Muchos, muchos años después de que los hermanos Lumière estirasen la pata…
Muchos, muchos años después de que el sonido y el color llegasen al séptimo arte…
Muchos, muchos años después van los de Exin y se pasan por el forro todos los avances y sacan el artilugio que, seguramente, ha convertido a Alejandro Amenábar en lo que es.
Van los de Exin y sacan el juguete definitivo:
EL CINEXIN.
Como sabréis todos los que fuisteis niños de bien, el CinExin (compuesto por la palabra Cine, que quiere decir
cine, y la palabra Exin, que quiere decir
Empresa juguetera que vendía también las construcciones de castillitos) era un ¿juego? compuesto por un pequeño proyector que tú mismo tenías que hacer funcionar con una manivela (así nos fueron introduciendo en el concepto Ikea, quijosdeputa) en el que se reproducían cassettes de Super 8, que se vendían por separado, con los fragmentos más chungos de largometrajes de animación tipo Los Pitufos, Mickey Mouse o Astérix.
El cacharro tenía múltiples ventajas. Concretamente, tres:
Podías ver las pelis cuando tú querías (años después, YouTube basó su negocio en esto).
Podías reproducirlas hacia atrás o hacer graciosos juegos de adelante/atrás/adelante/atrás (¡creando escenas verderonas donde antes no las había!)
Al ser cine mudo, podías hacer doblajes aún más graciosos que las ya de por sí graciosas reproducciones adelante/atrás/adelante/atrás (Florentino Fernández empezó así. Me apuesto dos peniques).

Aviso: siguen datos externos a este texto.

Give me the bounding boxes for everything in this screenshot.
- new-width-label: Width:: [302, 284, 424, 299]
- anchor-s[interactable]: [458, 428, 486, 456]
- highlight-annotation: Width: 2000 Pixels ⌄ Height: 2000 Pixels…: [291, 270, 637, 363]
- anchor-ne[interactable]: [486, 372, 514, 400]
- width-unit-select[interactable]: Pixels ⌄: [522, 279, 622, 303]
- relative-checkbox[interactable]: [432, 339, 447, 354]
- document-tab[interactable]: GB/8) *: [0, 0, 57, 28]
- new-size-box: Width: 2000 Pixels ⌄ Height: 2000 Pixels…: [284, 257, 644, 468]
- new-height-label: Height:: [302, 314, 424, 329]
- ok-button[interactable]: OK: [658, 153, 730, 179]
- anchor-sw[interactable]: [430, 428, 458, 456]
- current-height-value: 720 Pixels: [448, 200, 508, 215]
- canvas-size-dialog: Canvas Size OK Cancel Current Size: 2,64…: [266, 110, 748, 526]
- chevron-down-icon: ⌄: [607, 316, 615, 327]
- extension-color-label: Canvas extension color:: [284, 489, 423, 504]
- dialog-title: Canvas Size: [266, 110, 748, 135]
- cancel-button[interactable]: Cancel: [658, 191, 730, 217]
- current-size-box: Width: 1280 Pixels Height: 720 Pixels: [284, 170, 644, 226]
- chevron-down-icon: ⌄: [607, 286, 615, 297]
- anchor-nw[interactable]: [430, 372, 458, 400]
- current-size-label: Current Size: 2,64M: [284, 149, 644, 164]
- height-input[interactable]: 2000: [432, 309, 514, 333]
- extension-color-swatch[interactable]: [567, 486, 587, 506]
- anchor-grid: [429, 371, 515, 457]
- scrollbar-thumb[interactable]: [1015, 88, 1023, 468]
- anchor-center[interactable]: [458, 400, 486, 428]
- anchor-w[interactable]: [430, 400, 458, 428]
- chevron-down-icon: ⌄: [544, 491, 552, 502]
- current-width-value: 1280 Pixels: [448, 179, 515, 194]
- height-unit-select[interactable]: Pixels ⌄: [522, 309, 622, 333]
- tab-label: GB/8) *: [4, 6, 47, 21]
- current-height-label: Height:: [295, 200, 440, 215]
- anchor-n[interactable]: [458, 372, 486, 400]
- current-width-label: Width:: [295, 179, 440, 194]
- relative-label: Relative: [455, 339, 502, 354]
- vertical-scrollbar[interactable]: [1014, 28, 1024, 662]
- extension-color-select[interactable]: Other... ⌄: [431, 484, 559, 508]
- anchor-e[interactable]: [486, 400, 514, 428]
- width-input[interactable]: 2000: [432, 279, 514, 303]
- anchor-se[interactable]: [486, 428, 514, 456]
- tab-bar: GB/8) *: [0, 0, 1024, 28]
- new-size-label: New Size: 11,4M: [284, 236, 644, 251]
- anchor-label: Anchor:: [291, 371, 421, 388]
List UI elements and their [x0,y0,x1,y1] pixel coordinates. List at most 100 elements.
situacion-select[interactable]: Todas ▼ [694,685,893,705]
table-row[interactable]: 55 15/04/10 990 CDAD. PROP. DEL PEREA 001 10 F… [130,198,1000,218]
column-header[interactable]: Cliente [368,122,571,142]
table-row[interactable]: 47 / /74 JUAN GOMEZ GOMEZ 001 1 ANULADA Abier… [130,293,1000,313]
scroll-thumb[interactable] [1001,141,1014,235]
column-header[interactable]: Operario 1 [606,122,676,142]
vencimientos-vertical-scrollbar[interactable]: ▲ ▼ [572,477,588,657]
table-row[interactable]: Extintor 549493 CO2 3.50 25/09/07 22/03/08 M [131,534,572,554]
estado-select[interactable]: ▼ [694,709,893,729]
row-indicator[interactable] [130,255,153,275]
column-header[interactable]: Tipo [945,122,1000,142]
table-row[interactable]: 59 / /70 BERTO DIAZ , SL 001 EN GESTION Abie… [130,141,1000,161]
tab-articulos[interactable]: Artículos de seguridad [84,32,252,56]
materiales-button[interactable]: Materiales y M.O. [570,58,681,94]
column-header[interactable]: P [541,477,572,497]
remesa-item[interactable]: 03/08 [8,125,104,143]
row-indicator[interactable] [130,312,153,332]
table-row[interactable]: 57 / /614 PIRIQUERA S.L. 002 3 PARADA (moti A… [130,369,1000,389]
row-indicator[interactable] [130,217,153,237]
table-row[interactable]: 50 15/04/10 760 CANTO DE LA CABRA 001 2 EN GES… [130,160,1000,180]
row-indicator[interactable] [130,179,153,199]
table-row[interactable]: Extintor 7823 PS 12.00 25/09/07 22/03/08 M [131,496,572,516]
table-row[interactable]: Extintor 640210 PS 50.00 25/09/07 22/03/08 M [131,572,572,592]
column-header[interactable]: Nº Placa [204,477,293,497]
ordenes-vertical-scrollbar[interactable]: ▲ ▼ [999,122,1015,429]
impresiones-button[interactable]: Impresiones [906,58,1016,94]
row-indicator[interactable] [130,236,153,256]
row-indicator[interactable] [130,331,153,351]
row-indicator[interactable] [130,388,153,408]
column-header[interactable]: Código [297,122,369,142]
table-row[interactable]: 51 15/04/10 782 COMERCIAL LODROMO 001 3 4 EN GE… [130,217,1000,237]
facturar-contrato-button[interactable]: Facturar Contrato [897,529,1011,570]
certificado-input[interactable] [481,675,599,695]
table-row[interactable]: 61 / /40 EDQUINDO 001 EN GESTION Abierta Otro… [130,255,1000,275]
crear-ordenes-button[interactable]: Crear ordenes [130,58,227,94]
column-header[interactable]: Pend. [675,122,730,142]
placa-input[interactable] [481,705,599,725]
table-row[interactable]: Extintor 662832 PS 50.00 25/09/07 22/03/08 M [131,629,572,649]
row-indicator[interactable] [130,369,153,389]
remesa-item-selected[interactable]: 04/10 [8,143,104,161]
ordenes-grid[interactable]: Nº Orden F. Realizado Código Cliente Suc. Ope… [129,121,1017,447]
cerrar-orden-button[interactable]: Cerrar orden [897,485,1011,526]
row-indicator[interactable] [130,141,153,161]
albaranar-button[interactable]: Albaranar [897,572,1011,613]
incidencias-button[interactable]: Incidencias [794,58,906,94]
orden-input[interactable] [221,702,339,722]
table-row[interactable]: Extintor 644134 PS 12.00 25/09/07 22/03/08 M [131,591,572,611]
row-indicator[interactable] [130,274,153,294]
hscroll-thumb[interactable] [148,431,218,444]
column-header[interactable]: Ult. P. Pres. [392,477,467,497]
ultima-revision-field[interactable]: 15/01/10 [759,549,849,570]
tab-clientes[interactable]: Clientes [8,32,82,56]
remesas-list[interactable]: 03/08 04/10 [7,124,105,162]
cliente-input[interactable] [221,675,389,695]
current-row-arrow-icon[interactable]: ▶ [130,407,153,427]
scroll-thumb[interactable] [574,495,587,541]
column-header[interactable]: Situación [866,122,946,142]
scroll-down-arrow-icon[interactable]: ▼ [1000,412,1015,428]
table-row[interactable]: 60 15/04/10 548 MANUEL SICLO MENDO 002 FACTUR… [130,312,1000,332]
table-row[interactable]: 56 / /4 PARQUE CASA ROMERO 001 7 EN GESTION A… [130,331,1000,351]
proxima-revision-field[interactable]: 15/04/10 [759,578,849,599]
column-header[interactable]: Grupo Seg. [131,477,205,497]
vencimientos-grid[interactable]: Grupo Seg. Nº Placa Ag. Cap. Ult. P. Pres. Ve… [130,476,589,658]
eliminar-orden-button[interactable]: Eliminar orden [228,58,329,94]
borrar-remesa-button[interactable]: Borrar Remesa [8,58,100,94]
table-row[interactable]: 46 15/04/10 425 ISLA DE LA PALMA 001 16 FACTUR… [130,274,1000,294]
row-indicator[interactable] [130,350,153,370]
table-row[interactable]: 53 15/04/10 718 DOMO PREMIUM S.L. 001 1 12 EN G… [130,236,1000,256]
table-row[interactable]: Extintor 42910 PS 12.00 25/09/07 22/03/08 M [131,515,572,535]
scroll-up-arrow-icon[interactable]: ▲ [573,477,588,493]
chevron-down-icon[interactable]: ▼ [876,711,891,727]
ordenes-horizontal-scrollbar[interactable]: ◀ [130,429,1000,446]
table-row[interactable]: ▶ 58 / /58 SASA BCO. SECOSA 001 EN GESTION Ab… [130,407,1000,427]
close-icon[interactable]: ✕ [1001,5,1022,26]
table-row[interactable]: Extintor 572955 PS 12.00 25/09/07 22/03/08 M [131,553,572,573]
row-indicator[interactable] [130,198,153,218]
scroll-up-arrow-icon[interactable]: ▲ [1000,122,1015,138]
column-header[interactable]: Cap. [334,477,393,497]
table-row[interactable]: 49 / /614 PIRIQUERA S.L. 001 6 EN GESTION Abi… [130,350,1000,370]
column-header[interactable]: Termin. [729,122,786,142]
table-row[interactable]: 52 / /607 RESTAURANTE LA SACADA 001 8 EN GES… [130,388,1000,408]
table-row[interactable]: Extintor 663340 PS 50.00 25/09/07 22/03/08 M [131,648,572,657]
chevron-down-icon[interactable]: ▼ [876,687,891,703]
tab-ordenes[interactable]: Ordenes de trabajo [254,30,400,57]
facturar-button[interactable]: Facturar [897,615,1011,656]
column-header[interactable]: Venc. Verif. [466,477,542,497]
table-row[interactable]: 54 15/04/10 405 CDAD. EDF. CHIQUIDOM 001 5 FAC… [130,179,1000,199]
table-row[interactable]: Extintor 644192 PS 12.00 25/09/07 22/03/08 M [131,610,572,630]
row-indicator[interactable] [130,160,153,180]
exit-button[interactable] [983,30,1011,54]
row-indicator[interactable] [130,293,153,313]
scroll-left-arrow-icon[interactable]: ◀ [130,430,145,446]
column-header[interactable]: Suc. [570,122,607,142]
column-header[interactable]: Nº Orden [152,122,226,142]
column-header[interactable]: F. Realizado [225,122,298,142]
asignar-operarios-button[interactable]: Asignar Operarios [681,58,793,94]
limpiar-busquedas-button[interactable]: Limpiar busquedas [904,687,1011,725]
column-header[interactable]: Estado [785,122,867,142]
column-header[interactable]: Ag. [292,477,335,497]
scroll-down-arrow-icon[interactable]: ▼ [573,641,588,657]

Y, eso sí, una clara desventaja: era peor que cine mudo.
Porque si simplemente no se escuchase nada, pues bien. Pero el trasto se ve que tenía que cumplir la función de intermediario entre la carraca y la PlayStation y hacía un ruido horrible que, además, emitía en una frecuencia que, por el motivo que fuese, era especialmente audible y molesto para los padres. Lo que limitaba sobremanera las horas de proyección (la sesión golfa era impensable).
Por otro lado, y formando un todo, estaba la caja.
Que, además de refugiar a la bestia, hacía la función de (¡tachán, tachán!) pantalla de proyección. Sí. Tú la dejabas abierta y podías ver la pinícula (o flín) sobre ella.
Eso, claro, en teoría, porque la realidad era que no había Dios que consiguiese colocar el cacharro a la altura y distancia perfecta para que todo cuadrase a las mil maravillas. Al final, casi siempre, se optaba por una pared (con gotelé) o por tu propio culo (¡Eh, mira, tengo un pitufo en el culo!). La risión.
Para terminar con la caja, diremos que la decoración externa corrió de la mano del mismo maestro imitador de personajes Disney que hace los frisos de las pistas de coches de choque de todas las ferias españolas.
Y así pasaban las tardes de los años 80…
Mientras los mayores veían en la tele caer el muro de Berlín, nosotros nos partíamos el ojete proyectándonos dibujos animados en el ídem.